Référendum en Australie : la voix des aborigènes menace de débâcle

L’Australie vote un amendement constitutionnel qui donnerait aux peuples autochtones un vote consultatif au Parlement. La droite se mobilise contre cela.

CANBERRA | Ce serait en fait simple : les peuples autochtones d’Australie devraient avoir davantage leur mot à dire sur les questions qui les touchent particulièrement, comme les soins de santé, le logement et l’emploi. Depuis l’invasion du continent par les prisonniers et les colons britanniques en 1788, les politiciens et les autorités ont pris pendant bien trop longtemps des décisions au-delà des têtes et souvent contre les intérêts des premiers Australiens, affirment les critiques depuis des années.

Une proposition correspondante, sur laquelle le peuple votera samedi, devrait permettre au Parlement de créer une commission consultative composée de représentants indigènes. Les peuples autochtones eux-mêmes détermineraient leurs membres.
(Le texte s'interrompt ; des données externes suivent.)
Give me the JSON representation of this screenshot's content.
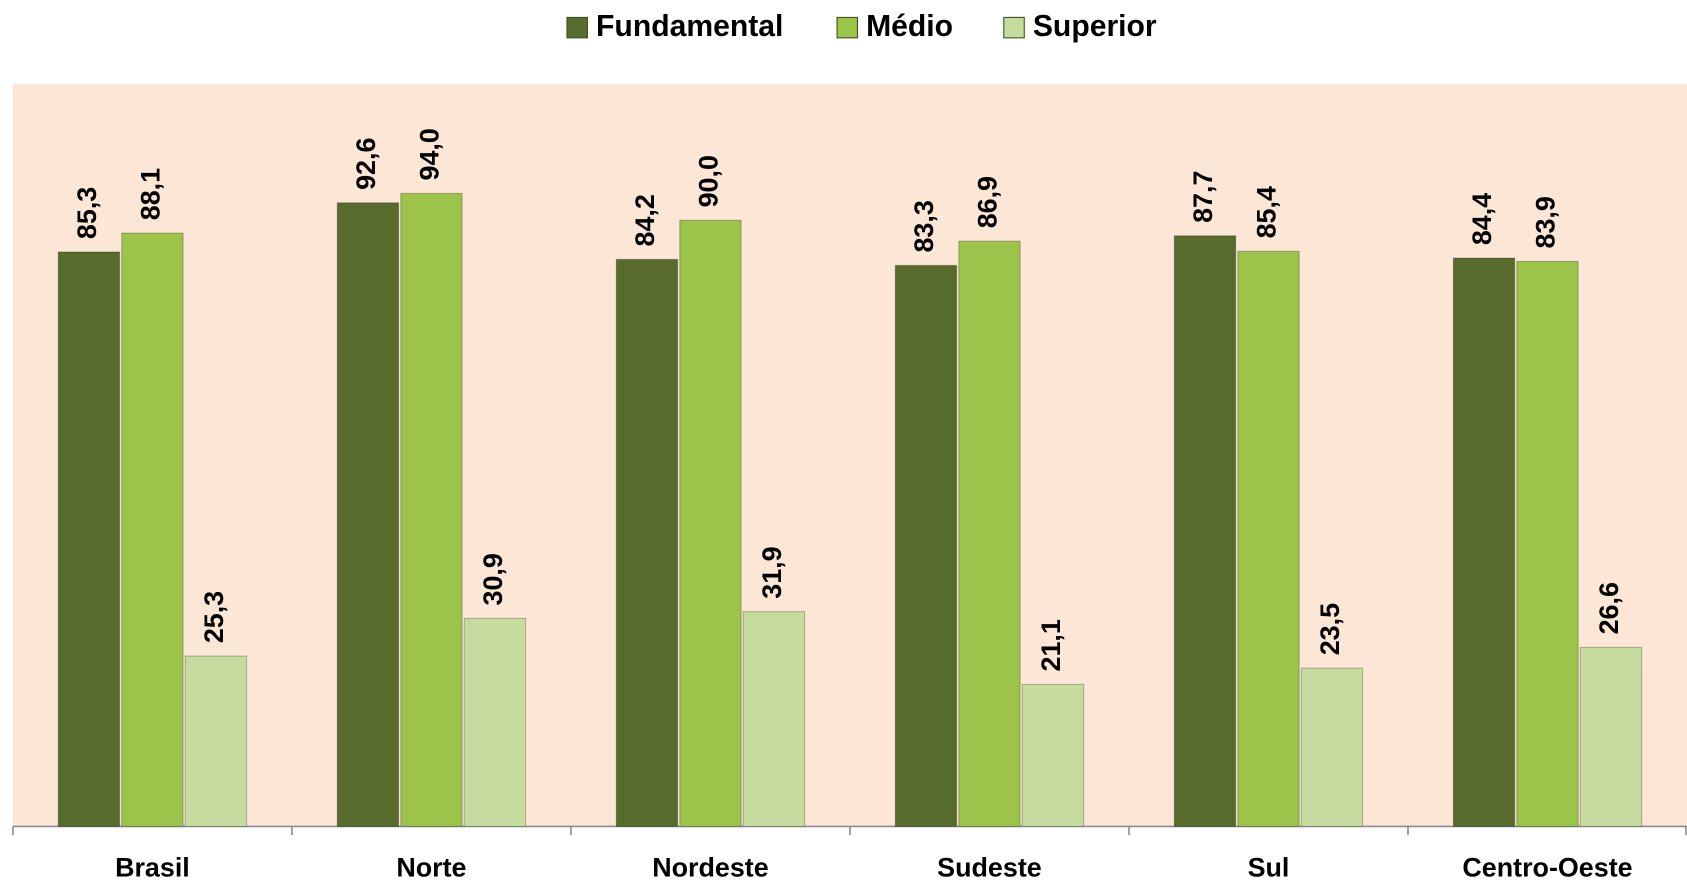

L’organisme pourrait être invité à donner son avis au Parlement avant de voter sur des questions importantes. Il appartiendra aux représentants du peuple de décider s’ils écouteront cela.

Étant donné que la « Voix au Parlement » doit être ancrée dans la Constitution, les aborigènes et les habitants du détroit de Torres, qui vivent sur le continent rouge depuis 65 000 ans, seraient, s’ils étaient approuvés, mentionnés pour la première fois dans la Loi fondamentale de 1901.

La campagne de droite a changé l’ambiance

Contrairement à des pays comparables comme la Nouvelle-Zélande, l’Australie n’a pas de traité avec ses populations autochtones. Ils n’ont obtenu leurs droits civils qu’en 1967. Aujourd’hui, 900 000 personnes s’identifient comme autochtones, soit environ 4 % de la population.

La proposition de vote est basée sur des années de négociations entre environ 300 peuples et tribus autochtones d’Australie. Avec la soi-disant « Déclaration d’Uluru », les peuples autochtones ont tendu une « main d’amitié et de réconciliation » à la majorité non autochtone de la population, a déclaré au l’une des architectes de la proposition, Jennie Gordon.

Mais peu avant le référendum, tous les sondages montrent désormais que la proposition risque d’échouer. Une campagne menée par les partis d’opposition dirigés par leur chef Peter Dutton, avec le soutien de groupes de réflexion et de faiseurs d’opinion conservateurs, a transformé en quelques mois un oui clair de la population en un non probable.

Avec le slogan « Si vous ne savez pas, votez non » – si vous ne savez rien de la proposition, vous devez voter non – les opposants ont fait craindre que la proposition ne soit pas fiable.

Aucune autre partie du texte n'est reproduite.